El segundo día lo pasamos en el hospital al otro lado de la ciudad ya que misteriosamente no tenían la vacuna para la rabia y tuvieron que salir a buscarla. Por suerte nos atendieron muy bien. De  noche cenamos en el Red Garden, un patio de comidas con muchísimas opciones. Un escenario en el centro adornado con luces, pelotas colgando del techo, colores, música en vivo y shows completaban la atmósfera

El tercer día nos encontramos con unas amigas Malayas que conocimos en Nueva Zelanda: Lay y May. De city tour nos llevaron a comer los 2 postres tradicionales: el Cendol y el y el Ice Kaka. El primero es un bowl de hielo triturado con leche y azúcar negro al que le agregan fideos verdes y porotos rojos. El segundo también hielo picado pero con jarabes de rosas , fideos, porotos y unas gelatinas. Fue raro, pero rico en fin.

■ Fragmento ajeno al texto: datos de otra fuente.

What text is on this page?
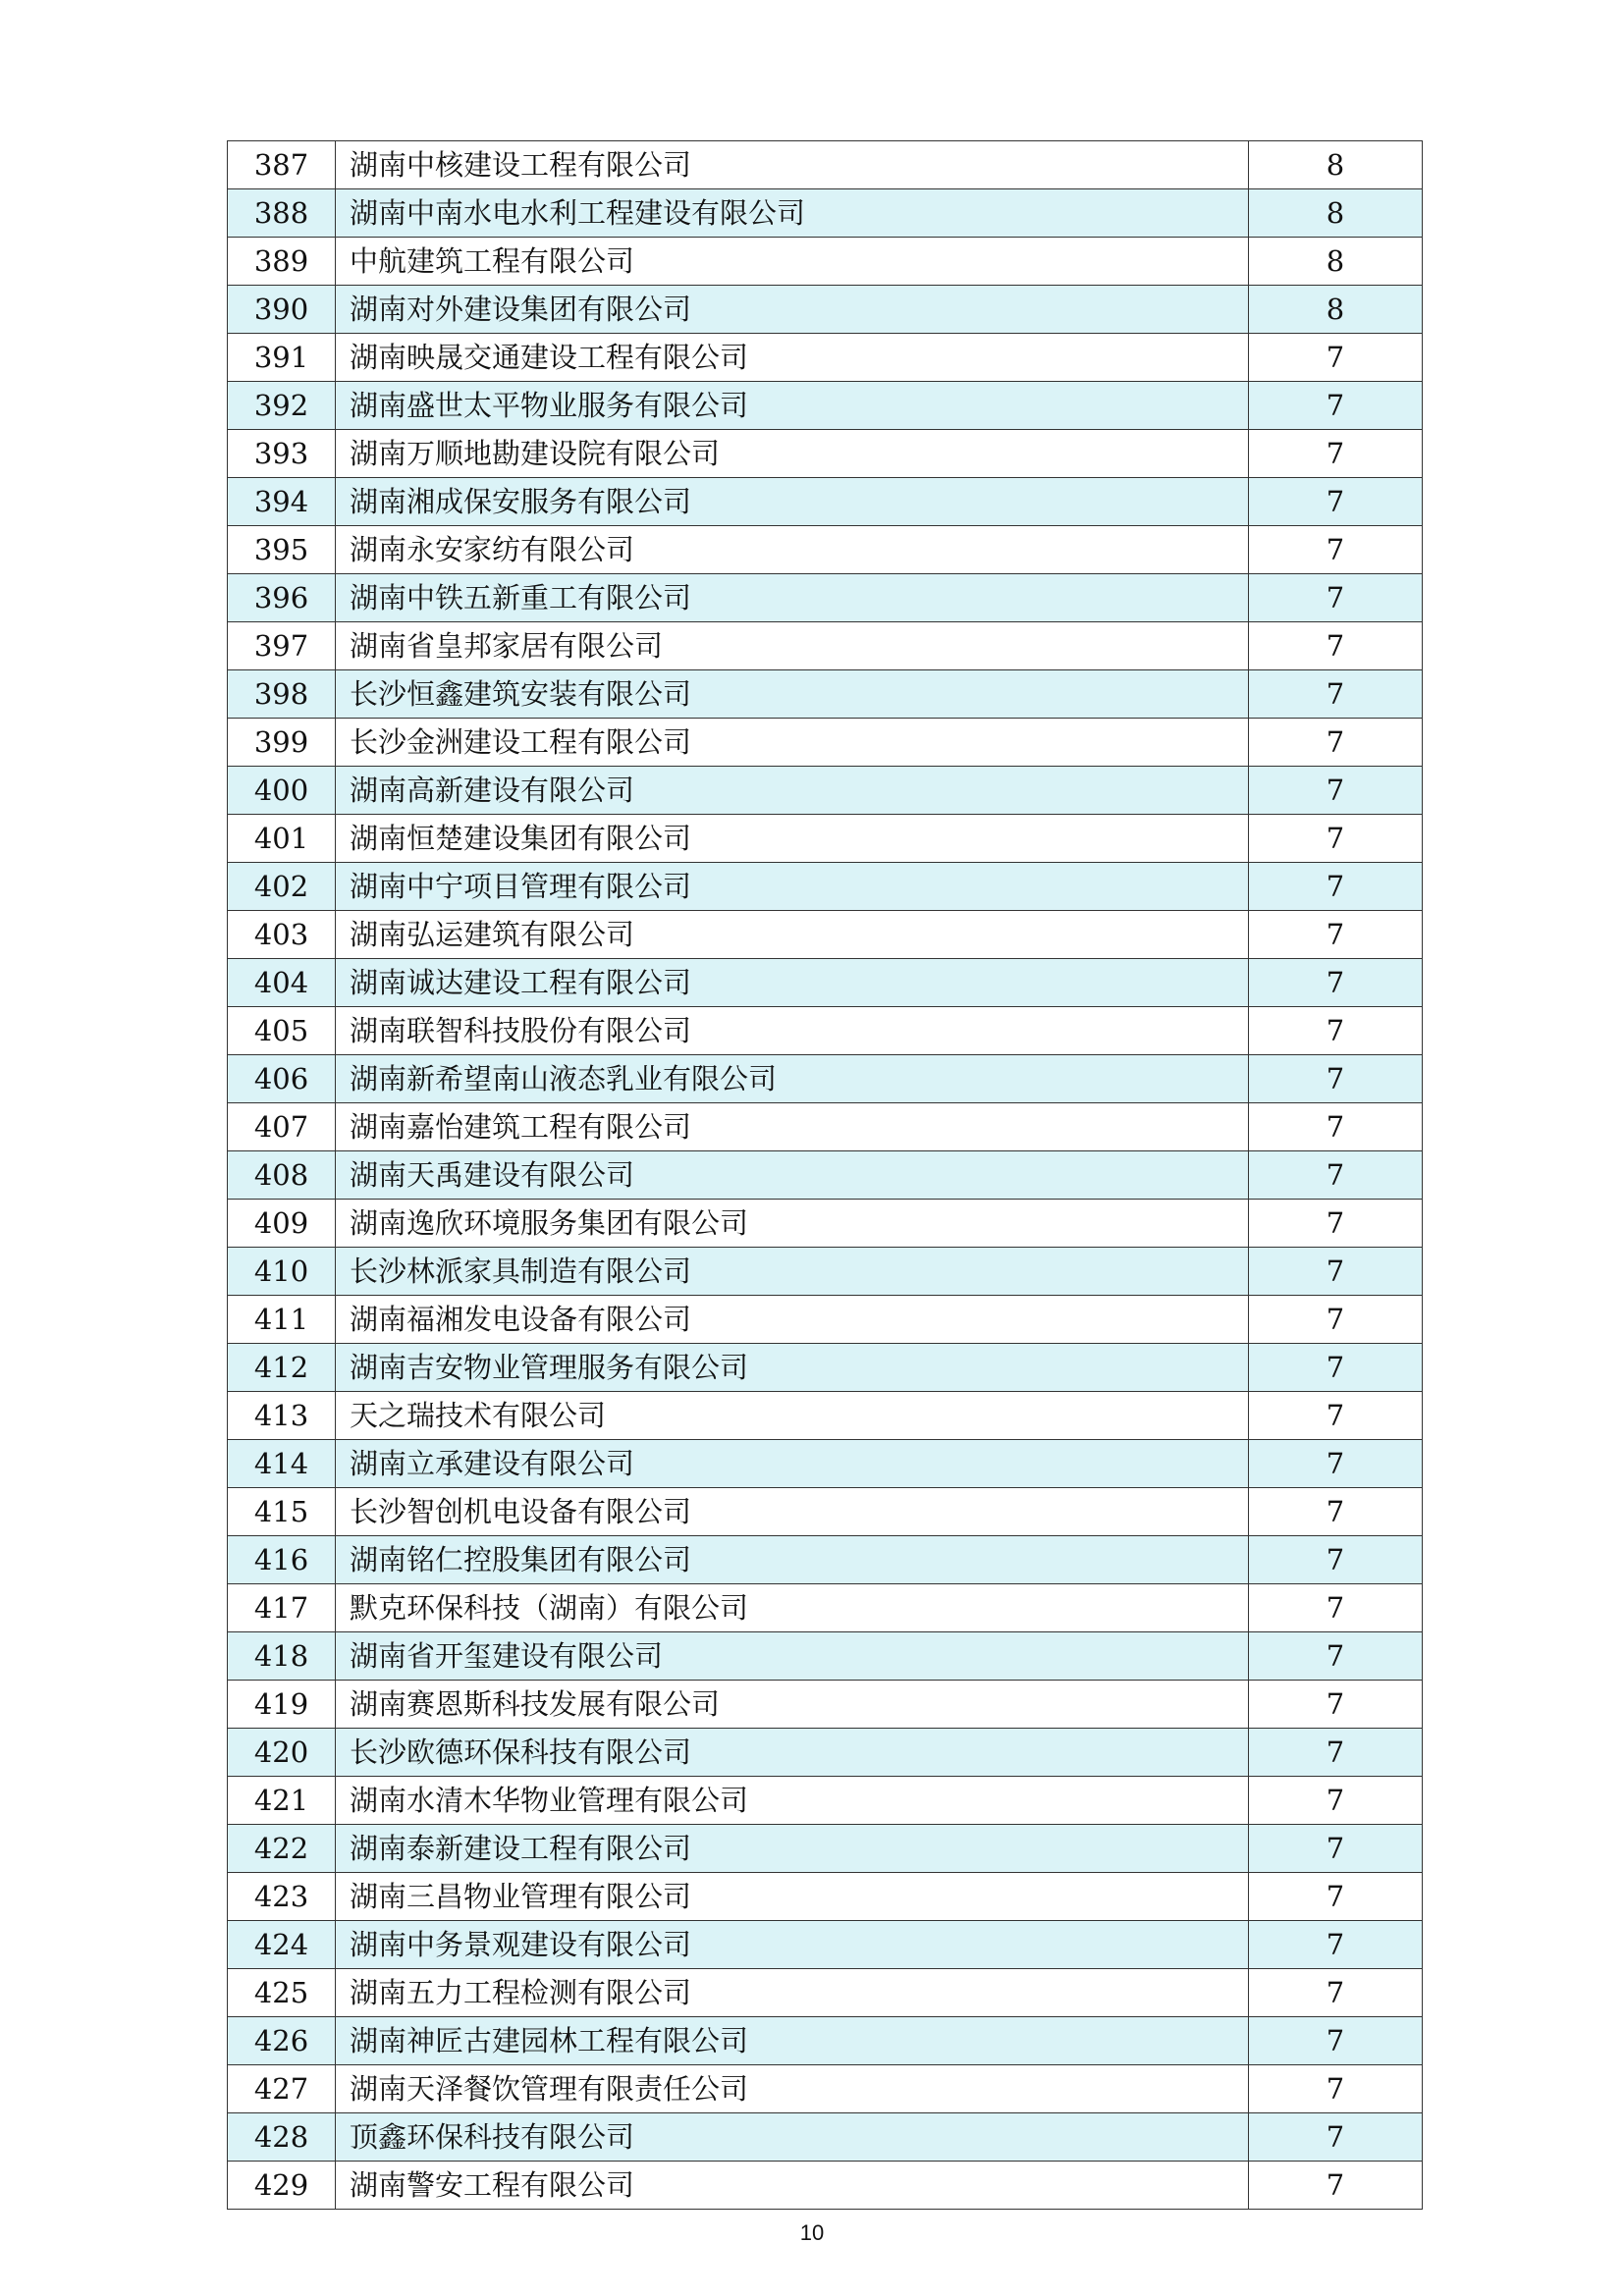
387	湖南中核建设工程有限公司	8
388	湖南中南水电水利工程建设有限公司	8
389	中航建筑工程有限公司	8
390	湖南对外建设集团有限公司	8
391	湖南映晟交通建设工程有限公司	7
392	湖南盛世太平物业服务有限公司	7
393	湖南万顺地勘建设院有限公司	7
394	湖南湘成保安服务有限公司	7
395	湖南永安家纺有限公司	7
396	湖南中铁五新重工有限公司	7
397	湖南省皇邦家居有限公司	7
398	长沙恒鑫建筑安装有限公司	7
399	长沙金洲建设工程有限公司	7
400	湖南高新建设有限公司	7
401	湖南恒楚建设集团有限公司	7
402	湖南中宁项目管理有限公司	7
403	湖南弘运建筑有限公司	7
404	湖南诚达建设工程有限公司	7
405	湖南联智科技股份有限公司	7
406	湖南新希望南山液态乳业有限公司	7
407	湖南嘉怡建筑工程有限公司	7
408	湖南天禹建设有限公司	7
409	湖南逸欣环境服务集团有限公司	7
410	长沙林派家具制造有限公司	7
411	湖南福湘发电设备有限公司	7
412	湖南吉安物业管理服务有限公司	7
413	天之瑞技术有限公司	7
414	湖南立承建设有限公司	7
415	长沙智创机电设备有限公司	7
416	湖南铭仁控股集团有限公司	7
417	默克环保科技（湖南）有限公司	7
418	湖南省开玺建设有限公司	7
419	湖南赛恩斯科技发展有限公司	7
420	长沙欧德环保科技有限公司	7
421	湖南水清木华物业管理有限公司	7
422	湖南泰新建设工程有限公司	7
423	湖南三昌物业管理有限公司	7
424	湖南中务景观建设有限公司	7
425	湖南五力工程检测有限公司	7
426	湖南神匠古建园林工程有限公司	7
427	湖南天泽餐饮管理有限责任公司	7
428	顶鑫环保科技有限公司	7
429	湖南警安工程有限公司	7
10
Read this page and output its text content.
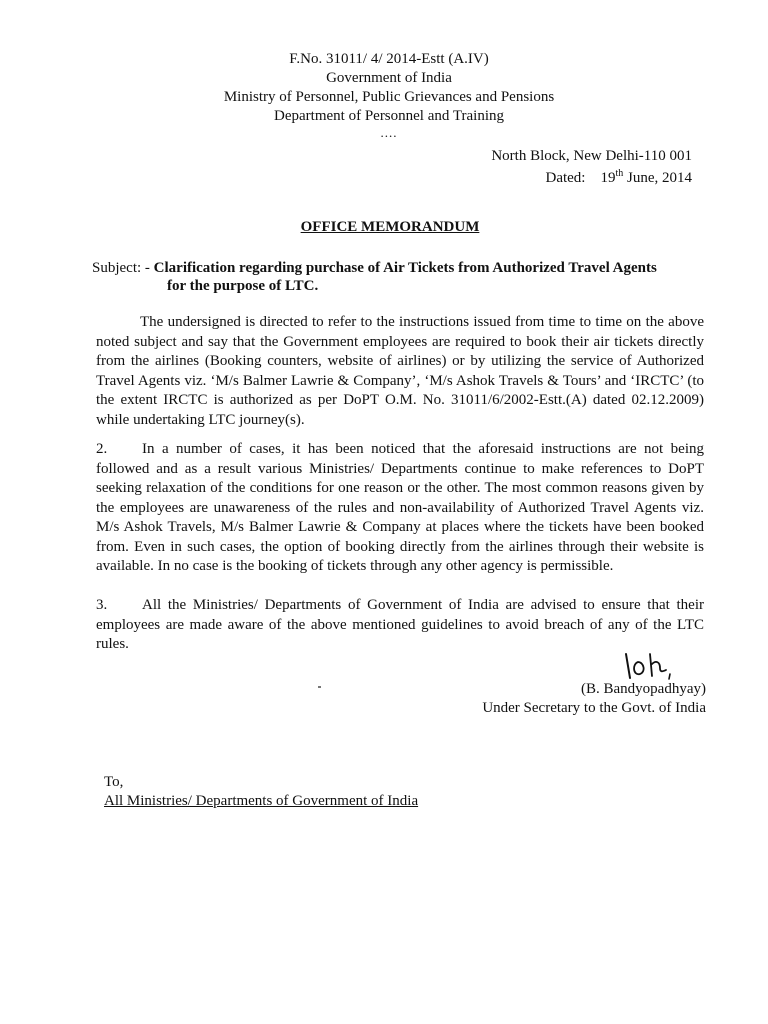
F.No. 31011/ 4/ 2014-Estt (A.IV)
Government of India
Ministry of Personnel, Public Grievances and Pensions
Department of Personnel and Training
....
North Block, New Delhi-110 001
Dated: 19th June, 2014
OFFICE MEMORANDUM
Subject: - Clarification regarding purchase of Air Tickets from Authorized Travel Agents
for the purpose of LTC.

The undersigned is directed to refer to the instructions issued from time to time on the above noted subject and say that the Government employees are required to book their air tickets directly from the airlines (Booking counters, website of airlines) or by utilizing the service of Authorized Travel Agents viz. ‘M/s Balmer Lawrie & Company’, ‘M/s Ashok Travels & Tours’ and ‘IRCTC’ (to the extent IRCTC is authorized as per DoPT O.M. No. 31011/6/2002-Estt.(A) dated 02.12.2009) while undertaking LTC journey(s).

2. In a number of cases, it has been noticed that the aforesaid instructions are not being followed and as a result various Ministries/ Departments continue to make references to DoPT seeking relaxation of the conditions for one reason or the other. The most common reasons given by the employees are unawareness of the rules and non-availability of Authorized Travel Agents viz. M/s Ashok Travels, M/s Balmer Lawrie & Company at places where the tickets have been booked from. Even in such cases, the option of booking directly from the airlines through their website is available. In no case is the booking of tickets through any other agency is permissible.

3. All the Ministries/ Departments of Government of India are advised to ensure that their employees are made aware of the above mentioned guidelines to avoid breach of any of the LTC rules.

(B. Bandyopadhyay)
Under Secretary to the Govt. of India
To,
All Ministries/ Departments of Government of India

De descendencia china, estas amigas nos llevaron en su auto a la cima de una colina cercana que alberga más de 7 templos budistas convirtiéndolo en el más grande de todo el sudeste asiático. Realmente imperdible. . Las invadimos con preguntas y nos explicaron acerca de sus creencias, costumbres y ritos

. Nos enseñaron a rezar y a preguntar a su dios por el futuro. Muy divertido e interesante

El último día por la mañana terminamos de recorrer la ciudad pasando por una mezquita musulmana, el museo, el fuerte, la pintoresca villa flotante al lado del puerto, y un tour a través de la mansión de la persona conocida como ¨El Rockefeller de Asia¨ Chang Tze Meng

Por la noche de vuelta en los puestos de comida, mientras buscábamos una mesa libre en la vereda, conocimos una pareja que amablemente nos ofreció sentarnos con ellos: Maraki, Greca y Oscar, Holandés viven en Amsterdang. Se encuentran viajando hace mas de 6 meses. Visitaron Latinoamérica y ya gran parte del SEA, se enamoraron de Buenos Aires y hasta pensaron por un momento irse a vivir a tierras porteñas. Entre charlas y anécdotas descubrimos que el próximo destino sería el mismo, y al día siguiente partimos rumbo a la costa Este de Malasia.